Balsak: Anayasasızlaştırma hali var

Amed Barosu Yönetim Kurulu Üyesi Cemile Turhallı Balsak, Kürt coğrafyasında bir anayasasızlaştırma hali olduğunu söyledi.

Seçme ve seçilme, ifade özgürlüğü, toplantı ve gösteri hakkı gibi anayasal hakların, Kürt coğrafyasında bir cezalandırma aracına dönüştürüldüğünü belirten Av. Cemile Turhallı Balsak, bunun Avrupa’ya göçte etkisini olduğunu söyledi.


ANF’ye konuşan Amed Barosu Yönetim Kurulu Üyesi Av. Cemile Turhallı Balsak, hukukun insanlar için ve esasında yaşamı kolaylaştırmak için olduğunu belirtereke, şu anda ise cebir yetkisini elinde bulunduran bir ceza aracına dönüştüğünü söyledi. Av. Balsak, bir nevi mevcut iktidarın sopası haline geldiğini vurguladı.

TEMEL HAKLARI KORUMAK YÜKÜMLÜLÜKTÜR

Hukukun temel hak ve özgürlükleri güvence altına alan ve bireyin bu hak ve özgürlüklerden yararlanması adına işleyen sistem öngördüğünü belirten Av. Cemile Turhallı Balsak, “Temel hak ve özgürlüklere yönelik olan sınırlama ve müdahaleler bireyler tarafından da olabilir ama devletin sorumluluğunda da olduğu için devlet açısından temel hakları korumak bir yükümlülüktür. Vatandaşlar için ise bir haktır, ancak günümüzde esas olarak hukukun bireyi öncelemesinden ziyade bireyi daha çok tahakküm altına aldığını görüyoruz” dedi.

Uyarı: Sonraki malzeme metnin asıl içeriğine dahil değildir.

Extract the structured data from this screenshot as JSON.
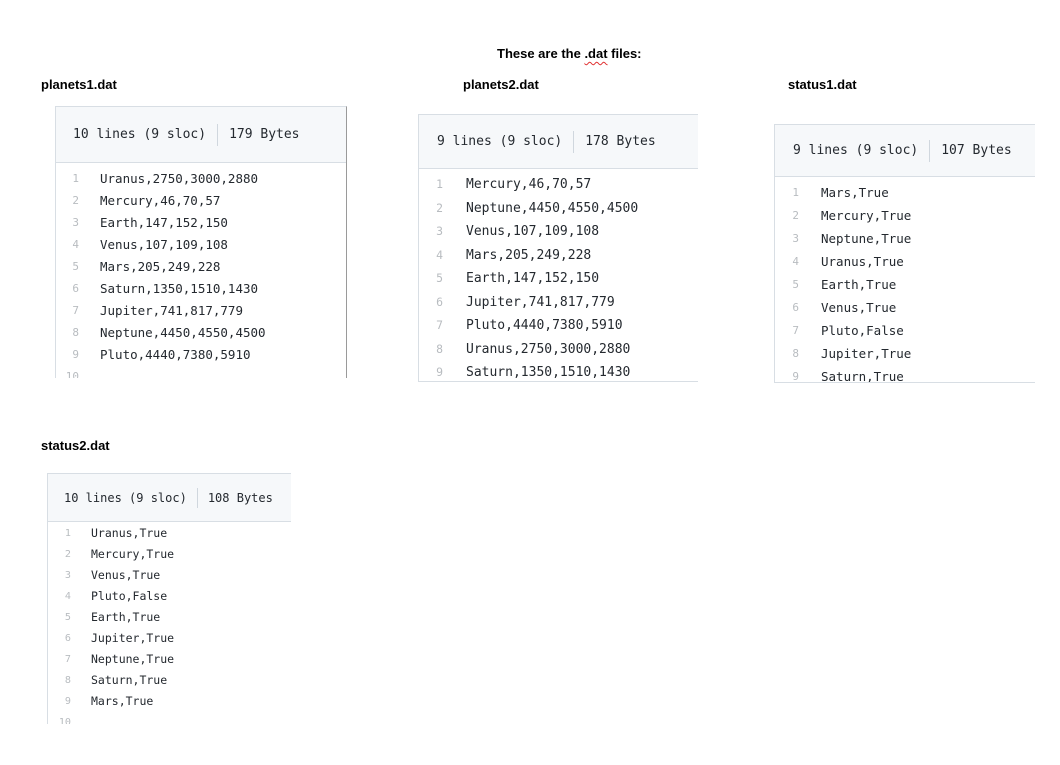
{
  "page_title": {
    "before": "These are the ",
    "flagged": ".dat",
    "after": " files:"
  },
  "files": [
    {
      "id": "planets1",
      "name": "planets1.dat",
      "lines_info": "10 lines (9 sloc)",
      "size": "179 Bytes",
      "lines": [
        "Uranus,2750,3000,2880",
        "Mercury,46,70,57",
        "Earth,147,152,150",
        "Venus,107,109,108",
        "Mars,205,249,228",
        "Saturn,1350,1510,1430",
        "Jupiter,741,817,779",
        "Neptune,4450,4550,4500",
        "Pluto,4440,7380,5910",
        ""
      ]
    },
    {
      "id": "planets2",
      "name": "planets2.dat",
      "lines_info": "9 lines (9 sloc)",
      "size": "178 Bytes",
      "lines": [
        "Mercury,46,70,57",
        "Neptune,4450,4550,4500",
        "Venus,107,109,108",
        "Mars,205,249,228",
        "Earth,147,152,150",
        "Jupiter,741,817,779",
        "Pluto,4440,7380,5910",
        "Uranus,2750,3000,2880",
        "Saturn,1350,1510,1430"
      ]
    },
    {
      "id": "status1",
      "name": "status1.dat",
      "lines_info": "9 lines (9 sloc)",
      "size": "107 Bytes",
      "lines": [
        "Mars,True",
        "Mercury,True",
        "Neptune,True",
        "Uranus,True",
        "Earth,True",
        "Venus,True",
        "Pluto,False",
        "Jupiter,True",
        "Saturn,True"
      ]
    },
    {
      "id": "status2",
      "name": "status2.dat",
      "lines_info": "10 lines (9 sloc)",
      "size": "108 Bytes",
      "lines": [
        "Uranus,True",
        "Mercury,True",
        "Venus,True",
        "Pluto,False",
        "Earth,True",
        "Jupiter,True",
        "Neptune,True",
        "Saturn,True",
        "Mars,True",
        ""
      ]
    }
  ]
}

AYRIMCILIĞA TEŞVİK EDEN POLİTİKALAR

Bireyin mevcut siyasal sistem içerisinde baskılandığına ve eritilmeye çalışıldığına dikkat çeken Av. Balsak, “Devletin kendi siyasal yapısı ve kurucu ideolojisiyle beraber başlayan tüm süreçler günümüze kadarki bütün süreçlerde aslında bir anlamda temel hak ve özgürlüklere yönelik olan bir saldırıdan öteye gidemedi. Ötekileştiren, ayrıştıran, ayrımcılığa hizmet ve teşvik eden bir toplumsal yapının inşa edildiğini görüyoruz” şeklinde konuştu.

ANAYASAL HAKLAR ASKIYA ALINDI

Anayasa hükümlerinin dahi uygulanmadığını belirten Av. Balsak, şöyle devam etti: “Fiili bir anayasasızlaştırma hali var. Bu anayasasızlaştırma halini de en çok Kürt coğrafyasında uygulanan hak ihlal ihlallerinde görüyoruz. Özellikle seçme ve seçilme, ifade özgürlüğü, toplantı ve gösteri hakkı anayasal bir hak iken, Kürt coğrafyasında bir cezalandırma aracına dönüştürülüyor. Anayasanın kendisi, cezalandırma aracına dönüştürüldü. Şimdi haliyle bahsetmiş olduğum anti demokratik uygulamalarının hepsinin bütün vatandaşlar üzerinde bir caydırıcı etkisi var. Vatandaş kendini özgür hissetmiyor. Kendi temel hak ve özgürlüklerinin mevcut siyasal iktidar tarafından güvence altına alınmadığını görüyor. Sadece iktidar değil, etkin bir muhalefet de görmüyor.”

KARAMSARLIK YURT DIŞI EĞİLİMİNİ ARTIYOR

Yoğunlaşan bu hak ihlalleri ve cezalandırma yöntemlerinden dolayı insanların ülkeyi terk etmek zorunda kaldıklarını ifade eden Av. Balsak, şunları ekledi: “Avrupa, Türkiye'ye göre tabii ki görece hukuk sistemi içerisinde özgürlüklerin daha uygulandığı, güvence altına alındığı sistemlere sahiptir. İnsanlara güven vermiş oluyor. Devletin süreklilik gösteren saldırıları, güvencesiz bırakma politikaları, sonuç olarak bütün toplumu etkiliyor. Ekonomiyi, siyaseti de etkilemiş oluyor. Özgürlüğün olmadığı bir yerde aslında ekonomik refahın da olduğunu söyleyebilmek mümkün değil. Bunlar devletin ayrımcı ve savaş politikalarından bağımsız değil. Nihayetinde yaşanılan ekonomik ve politik krizin de iktidarın yarattığı bu krizden de etkilendiğini görüyoruz. Kişilerde bir karamsarlık, güvencesizlik yaratmış olması nedeniyle haliyle yurt dışına olan eğilimini de arttırmış durumda.”